L’annonce est tombée comme un mauvais présage : Zachary Bolduc ne s’est pas entraîné aujourd’hui à Québec. Le Canadien a évoqué une blessure au bas du corps. Une absence « au jour le jour », certes, mais à ce moment critique du camp d’entraînement, ce type de nouvelle n’a rien d’anodin.
Ce n’est pas seulement un pépin physique. C’est une alerte. Un signal rouge dans un dossier déjà miné par l’inquiétude, les doutes et une comparaison toxique que tout le Québec du hockey commence à faire sans détour : et si cette transaction Mailloux-Bolduc était le remake du désastre Drouin-Sergachev?
Car pendant que Bolduc soigne son corps à l’écart de ses coéquipiers, Logan Mailloux, lui, brille avec les Blues de St. Louis.
Chaque présence sur la glace devient une démonstration de force. Chaque match est un plaidoyer en sa faveur. Le jeune défenseur a l’air d’un homme transformé, et surtout, libéré de la tempête montréalaise.
Il évolue avec une confiance qui fait mal à voir pour les partisans du CH.
Et c’est là que le traumatisme collectif se réactive. Celui de 2017. Quand Marc Bergevin, croyant avoir flairé un bon coup, échangeait le prometteur Mikhail Sergachev aux Lightning de Tampa Bay contre un enfant prodige québécois qui avait perdu ses repères à Tampa : Jonathan Drouin.
L’histoire est connue. Drouin, fragile mentalement, harassé par la pression montréalaise, ne deviendra jamais le sauveur espéré. Pendant ce temps, Sergachev s’imposait comme un pilier défensif dans une dynastie qui allait soulever deux fois la Coupe Stanley.
Aujourd’hui, Zachary Bolduc prend sans le vouloir la place de Drouin dans l’imaginaire collectif. Et Mailloux commence à incarner, lui aussi, un regret à venir.
Le parallèle est brutal. Et dangereux. Parce qu’il pourrait contaminer rapidement l’environnement autour de Bolduc, un jeune qui cherche encore ses marques dans une organisation qui n’attend personne.
Depuis son arrivée, Bolduc donne l’impression d’un joueur bousculé. Pas seulement sur la glace, mais dans sa tête.
« Je m’habitue », dit-il. Toujours ce même mot, en boucle. Un terme qui sonne comme une excuse inconsciente. Le regard est fuyant. Le ton est bas. Comme si, au fond de lui, Bolduc savait qu’il n’était pas encore prêt. Ou pire : qu’il n’avait pas envie d’être là.

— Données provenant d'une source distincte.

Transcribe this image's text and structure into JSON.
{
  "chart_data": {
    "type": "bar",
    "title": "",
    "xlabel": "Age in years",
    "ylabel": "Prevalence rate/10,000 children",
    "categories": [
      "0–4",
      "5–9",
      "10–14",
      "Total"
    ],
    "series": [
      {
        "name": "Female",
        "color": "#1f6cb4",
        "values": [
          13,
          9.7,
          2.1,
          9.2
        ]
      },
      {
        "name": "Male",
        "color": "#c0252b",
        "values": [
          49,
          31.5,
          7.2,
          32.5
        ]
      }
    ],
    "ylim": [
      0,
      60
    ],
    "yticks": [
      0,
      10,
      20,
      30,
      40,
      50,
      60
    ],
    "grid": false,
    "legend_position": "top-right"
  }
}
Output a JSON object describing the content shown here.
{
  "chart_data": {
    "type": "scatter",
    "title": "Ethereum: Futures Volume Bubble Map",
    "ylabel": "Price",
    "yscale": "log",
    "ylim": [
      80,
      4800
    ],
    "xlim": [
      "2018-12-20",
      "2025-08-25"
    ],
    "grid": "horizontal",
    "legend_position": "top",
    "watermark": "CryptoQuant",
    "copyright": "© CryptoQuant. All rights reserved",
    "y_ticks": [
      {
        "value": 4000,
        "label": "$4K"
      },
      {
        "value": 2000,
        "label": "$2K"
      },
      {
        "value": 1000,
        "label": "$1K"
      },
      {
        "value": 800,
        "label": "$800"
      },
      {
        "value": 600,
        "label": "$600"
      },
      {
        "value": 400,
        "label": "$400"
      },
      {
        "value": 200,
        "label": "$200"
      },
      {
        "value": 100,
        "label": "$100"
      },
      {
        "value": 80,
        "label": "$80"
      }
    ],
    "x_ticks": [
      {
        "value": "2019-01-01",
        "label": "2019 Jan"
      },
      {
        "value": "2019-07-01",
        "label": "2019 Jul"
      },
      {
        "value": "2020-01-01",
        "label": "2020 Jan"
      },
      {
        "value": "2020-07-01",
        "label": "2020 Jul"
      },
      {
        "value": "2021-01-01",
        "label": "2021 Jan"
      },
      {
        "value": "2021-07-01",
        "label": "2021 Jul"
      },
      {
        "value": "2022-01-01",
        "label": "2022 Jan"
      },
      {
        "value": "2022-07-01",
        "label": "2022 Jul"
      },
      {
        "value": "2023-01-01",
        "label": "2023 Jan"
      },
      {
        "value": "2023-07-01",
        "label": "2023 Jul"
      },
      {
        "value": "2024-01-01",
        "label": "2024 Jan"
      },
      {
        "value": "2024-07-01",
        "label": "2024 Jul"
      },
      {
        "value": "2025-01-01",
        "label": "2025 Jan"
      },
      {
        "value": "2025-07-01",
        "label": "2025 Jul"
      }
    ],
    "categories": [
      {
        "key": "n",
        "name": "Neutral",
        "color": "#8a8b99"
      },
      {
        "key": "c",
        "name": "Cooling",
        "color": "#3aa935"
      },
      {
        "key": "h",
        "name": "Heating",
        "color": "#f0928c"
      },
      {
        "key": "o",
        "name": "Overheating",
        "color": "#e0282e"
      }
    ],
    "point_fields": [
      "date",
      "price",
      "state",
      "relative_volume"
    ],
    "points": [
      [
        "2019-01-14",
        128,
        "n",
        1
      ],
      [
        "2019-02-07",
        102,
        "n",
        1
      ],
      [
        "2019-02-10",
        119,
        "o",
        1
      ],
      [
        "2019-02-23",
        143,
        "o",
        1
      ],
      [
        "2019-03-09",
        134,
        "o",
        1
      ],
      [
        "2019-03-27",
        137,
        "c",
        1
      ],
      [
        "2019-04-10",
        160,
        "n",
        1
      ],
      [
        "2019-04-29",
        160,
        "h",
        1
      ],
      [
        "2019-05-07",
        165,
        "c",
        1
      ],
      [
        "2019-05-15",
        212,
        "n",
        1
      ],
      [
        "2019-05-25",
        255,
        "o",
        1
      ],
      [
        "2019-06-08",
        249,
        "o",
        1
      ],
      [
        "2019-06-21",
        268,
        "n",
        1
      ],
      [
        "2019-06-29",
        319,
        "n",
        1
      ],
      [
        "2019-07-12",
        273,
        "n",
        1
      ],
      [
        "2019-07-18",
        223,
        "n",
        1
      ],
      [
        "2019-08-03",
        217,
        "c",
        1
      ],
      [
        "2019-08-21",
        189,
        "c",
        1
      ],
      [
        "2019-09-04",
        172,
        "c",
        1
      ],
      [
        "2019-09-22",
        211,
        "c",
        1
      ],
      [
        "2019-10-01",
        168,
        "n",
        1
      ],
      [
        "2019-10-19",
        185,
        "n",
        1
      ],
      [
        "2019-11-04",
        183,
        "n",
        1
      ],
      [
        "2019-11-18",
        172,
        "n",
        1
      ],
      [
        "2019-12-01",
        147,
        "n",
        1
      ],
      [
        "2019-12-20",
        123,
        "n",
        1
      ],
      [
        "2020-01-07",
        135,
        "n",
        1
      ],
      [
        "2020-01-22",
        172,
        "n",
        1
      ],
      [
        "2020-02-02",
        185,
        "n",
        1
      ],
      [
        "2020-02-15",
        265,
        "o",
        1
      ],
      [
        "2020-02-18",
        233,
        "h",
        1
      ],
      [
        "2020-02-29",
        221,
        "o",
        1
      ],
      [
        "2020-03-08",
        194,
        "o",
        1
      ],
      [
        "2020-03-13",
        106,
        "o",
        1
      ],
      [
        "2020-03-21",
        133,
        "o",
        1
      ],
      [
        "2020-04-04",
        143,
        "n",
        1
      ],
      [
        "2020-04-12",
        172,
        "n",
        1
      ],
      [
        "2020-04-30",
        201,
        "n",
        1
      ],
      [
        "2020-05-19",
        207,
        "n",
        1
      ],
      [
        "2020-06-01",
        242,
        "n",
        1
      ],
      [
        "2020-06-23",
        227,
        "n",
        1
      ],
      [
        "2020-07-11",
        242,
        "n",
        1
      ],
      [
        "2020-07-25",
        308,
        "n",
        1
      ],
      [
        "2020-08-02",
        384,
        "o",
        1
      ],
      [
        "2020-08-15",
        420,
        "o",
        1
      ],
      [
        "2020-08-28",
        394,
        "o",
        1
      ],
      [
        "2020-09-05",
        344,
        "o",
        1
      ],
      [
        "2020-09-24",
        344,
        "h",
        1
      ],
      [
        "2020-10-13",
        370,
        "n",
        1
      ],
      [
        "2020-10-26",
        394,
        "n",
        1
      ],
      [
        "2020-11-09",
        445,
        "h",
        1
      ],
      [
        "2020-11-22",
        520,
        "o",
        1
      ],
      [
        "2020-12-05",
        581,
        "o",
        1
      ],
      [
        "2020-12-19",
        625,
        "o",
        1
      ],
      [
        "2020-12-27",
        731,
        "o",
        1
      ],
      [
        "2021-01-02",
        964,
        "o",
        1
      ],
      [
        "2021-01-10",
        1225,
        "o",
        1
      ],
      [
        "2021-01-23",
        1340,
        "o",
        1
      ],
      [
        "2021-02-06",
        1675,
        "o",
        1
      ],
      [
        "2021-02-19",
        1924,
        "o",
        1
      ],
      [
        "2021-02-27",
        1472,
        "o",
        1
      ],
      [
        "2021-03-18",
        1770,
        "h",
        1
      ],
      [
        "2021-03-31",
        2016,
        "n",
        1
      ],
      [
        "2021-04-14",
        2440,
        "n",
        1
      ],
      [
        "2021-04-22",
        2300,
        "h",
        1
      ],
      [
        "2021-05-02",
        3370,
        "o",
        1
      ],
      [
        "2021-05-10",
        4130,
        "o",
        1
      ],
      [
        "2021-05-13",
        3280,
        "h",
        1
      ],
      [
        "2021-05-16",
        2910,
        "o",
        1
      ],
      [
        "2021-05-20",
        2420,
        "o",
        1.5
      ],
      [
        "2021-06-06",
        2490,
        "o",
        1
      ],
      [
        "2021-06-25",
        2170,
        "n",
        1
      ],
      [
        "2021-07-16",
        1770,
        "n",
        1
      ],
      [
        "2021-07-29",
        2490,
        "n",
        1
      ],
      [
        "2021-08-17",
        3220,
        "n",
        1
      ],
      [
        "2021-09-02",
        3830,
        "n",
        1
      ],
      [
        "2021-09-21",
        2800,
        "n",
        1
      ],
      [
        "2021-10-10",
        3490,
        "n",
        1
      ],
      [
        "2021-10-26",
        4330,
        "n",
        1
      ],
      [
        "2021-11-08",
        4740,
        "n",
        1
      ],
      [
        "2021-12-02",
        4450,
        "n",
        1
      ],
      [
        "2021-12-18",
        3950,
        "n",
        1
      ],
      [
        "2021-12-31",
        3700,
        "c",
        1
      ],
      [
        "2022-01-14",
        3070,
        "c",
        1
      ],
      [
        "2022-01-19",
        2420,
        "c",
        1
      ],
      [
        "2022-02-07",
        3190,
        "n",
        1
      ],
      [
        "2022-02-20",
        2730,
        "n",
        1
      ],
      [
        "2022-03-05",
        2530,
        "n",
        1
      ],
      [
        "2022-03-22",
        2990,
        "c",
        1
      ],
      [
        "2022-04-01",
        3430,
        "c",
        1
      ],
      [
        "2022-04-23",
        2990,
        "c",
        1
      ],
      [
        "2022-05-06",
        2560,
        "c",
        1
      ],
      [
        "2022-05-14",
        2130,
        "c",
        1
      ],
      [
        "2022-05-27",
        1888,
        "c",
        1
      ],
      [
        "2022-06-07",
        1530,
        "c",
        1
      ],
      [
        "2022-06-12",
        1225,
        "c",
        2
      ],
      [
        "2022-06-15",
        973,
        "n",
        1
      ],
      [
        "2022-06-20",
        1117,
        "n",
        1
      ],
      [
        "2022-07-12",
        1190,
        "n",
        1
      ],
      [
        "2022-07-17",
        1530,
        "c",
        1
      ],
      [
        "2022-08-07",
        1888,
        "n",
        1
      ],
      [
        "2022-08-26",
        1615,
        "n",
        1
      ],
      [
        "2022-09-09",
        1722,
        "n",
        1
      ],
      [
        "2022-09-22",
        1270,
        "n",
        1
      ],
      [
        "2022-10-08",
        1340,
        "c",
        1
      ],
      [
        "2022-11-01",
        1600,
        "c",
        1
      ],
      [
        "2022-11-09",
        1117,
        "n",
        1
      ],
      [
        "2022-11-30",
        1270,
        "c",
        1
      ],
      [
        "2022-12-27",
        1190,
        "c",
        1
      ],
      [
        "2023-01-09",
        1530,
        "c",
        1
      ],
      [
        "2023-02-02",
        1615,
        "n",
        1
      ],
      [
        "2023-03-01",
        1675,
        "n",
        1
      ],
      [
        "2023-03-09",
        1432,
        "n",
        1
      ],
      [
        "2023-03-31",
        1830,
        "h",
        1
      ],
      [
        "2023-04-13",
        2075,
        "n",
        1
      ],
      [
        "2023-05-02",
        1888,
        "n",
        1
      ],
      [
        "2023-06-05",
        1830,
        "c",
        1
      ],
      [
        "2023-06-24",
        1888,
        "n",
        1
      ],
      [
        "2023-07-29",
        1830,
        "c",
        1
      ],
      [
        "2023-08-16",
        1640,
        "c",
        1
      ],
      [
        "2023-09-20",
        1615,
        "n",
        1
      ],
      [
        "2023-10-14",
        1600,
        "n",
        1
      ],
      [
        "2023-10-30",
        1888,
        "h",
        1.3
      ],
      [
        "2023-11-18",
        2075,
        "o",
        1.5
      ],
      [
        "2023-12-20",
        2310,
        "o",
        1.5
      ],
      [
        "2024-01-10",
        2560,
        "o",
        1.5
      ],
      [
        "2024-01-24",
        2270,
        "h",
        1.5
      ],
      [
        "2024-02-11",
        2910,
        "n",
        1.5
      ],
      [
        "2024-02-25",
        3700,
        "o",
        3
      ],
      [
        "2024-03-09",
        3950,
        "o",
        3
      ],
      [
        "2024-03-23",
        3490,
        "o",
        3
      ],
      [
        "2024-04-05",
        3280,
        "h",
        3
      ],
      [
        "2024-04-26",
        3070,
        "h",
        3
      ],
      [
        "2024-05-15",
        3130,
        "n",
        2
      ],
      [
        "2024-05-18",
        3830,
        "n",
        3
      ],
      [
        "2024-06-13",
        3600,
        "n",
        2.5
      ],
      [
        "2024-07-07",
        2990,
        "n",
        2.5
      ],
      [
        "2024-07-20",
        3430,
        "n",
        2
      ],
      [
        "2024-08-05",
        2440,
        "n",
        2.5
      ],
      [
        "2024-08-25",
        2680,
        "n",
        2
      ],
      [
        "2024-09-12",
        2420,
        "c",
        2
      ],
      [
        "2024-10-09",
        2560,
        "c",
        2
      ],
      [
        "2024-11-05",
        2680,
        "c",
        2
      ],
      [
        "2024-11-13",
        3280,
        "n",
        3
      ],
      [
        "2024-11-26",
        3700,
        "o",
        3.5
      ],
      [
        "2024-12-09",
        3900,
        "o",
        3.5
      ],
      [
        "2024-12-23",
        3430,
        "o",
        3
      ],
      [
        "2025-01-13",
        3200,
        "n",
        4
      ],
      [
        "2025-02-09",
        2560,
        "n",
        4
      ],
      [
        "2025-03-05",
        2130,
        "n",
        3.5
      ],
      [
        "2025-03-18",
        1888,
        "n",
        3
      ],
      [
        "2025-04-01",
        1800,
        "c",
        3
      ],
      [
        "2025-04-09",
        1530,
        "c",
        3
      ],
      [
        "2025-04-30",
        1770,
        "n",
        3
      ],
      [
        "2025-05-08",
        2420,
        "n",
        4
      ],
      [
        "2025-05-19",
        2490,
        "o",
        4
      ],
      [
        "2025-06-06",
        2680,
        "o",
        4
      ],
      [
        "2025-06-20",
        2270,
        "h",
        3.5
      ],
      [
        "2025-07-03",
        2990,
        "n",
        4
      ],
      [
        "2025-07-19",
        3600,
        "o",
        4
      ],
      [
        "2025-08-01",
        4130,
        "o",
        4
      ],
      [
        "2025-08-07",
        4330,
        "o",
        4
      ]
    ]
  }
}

Et c’est tout le paradoxe. On croyait que Bolduc allait vivre un rêve en venant jouer pour le Canadien. Mais ce rêve semble s’être transformé en cauchemar tranquille.
À St. Louis, il avait trouvé son créneau. On le voyait comme un futur régulier du top-6, capable d’évoluer à l’aile avec les Thomas, Buchnevich et Kyrou. Le jeune homme s’épanouissait dans un environnement calme, structuré, loin des feux de la rampe.
À Montréal, c’est l’enfer médiatique. La frénésie constante. Les micros tendus dès la moindre contre-performance... ou la moindre blessure...
Et Bolduc ne semble pas outillé mentalement pour affronter cette réalité. Son camp d’entraînement a été moyen. Ses tests physiques, selon plusieurs sources, ont été jugés « moyens ».
On l’a vu à bout de souffle dès les premiers exercices. En match, il a été terne. Transparent. Même lorsqu’on lui a donné du temps sur la première vague du jeu de puissance, il n’a pas su en profiter.
Pire encore : son attitude, son langage corporel, laissent penser qu’il subit la situation plus qu’il ne la contrôle. C’est inquiétant. Parce qu’un joueur qui ne veut pas s’imposer à Montréal n’y survivra pas. C’est aussi simple que ça.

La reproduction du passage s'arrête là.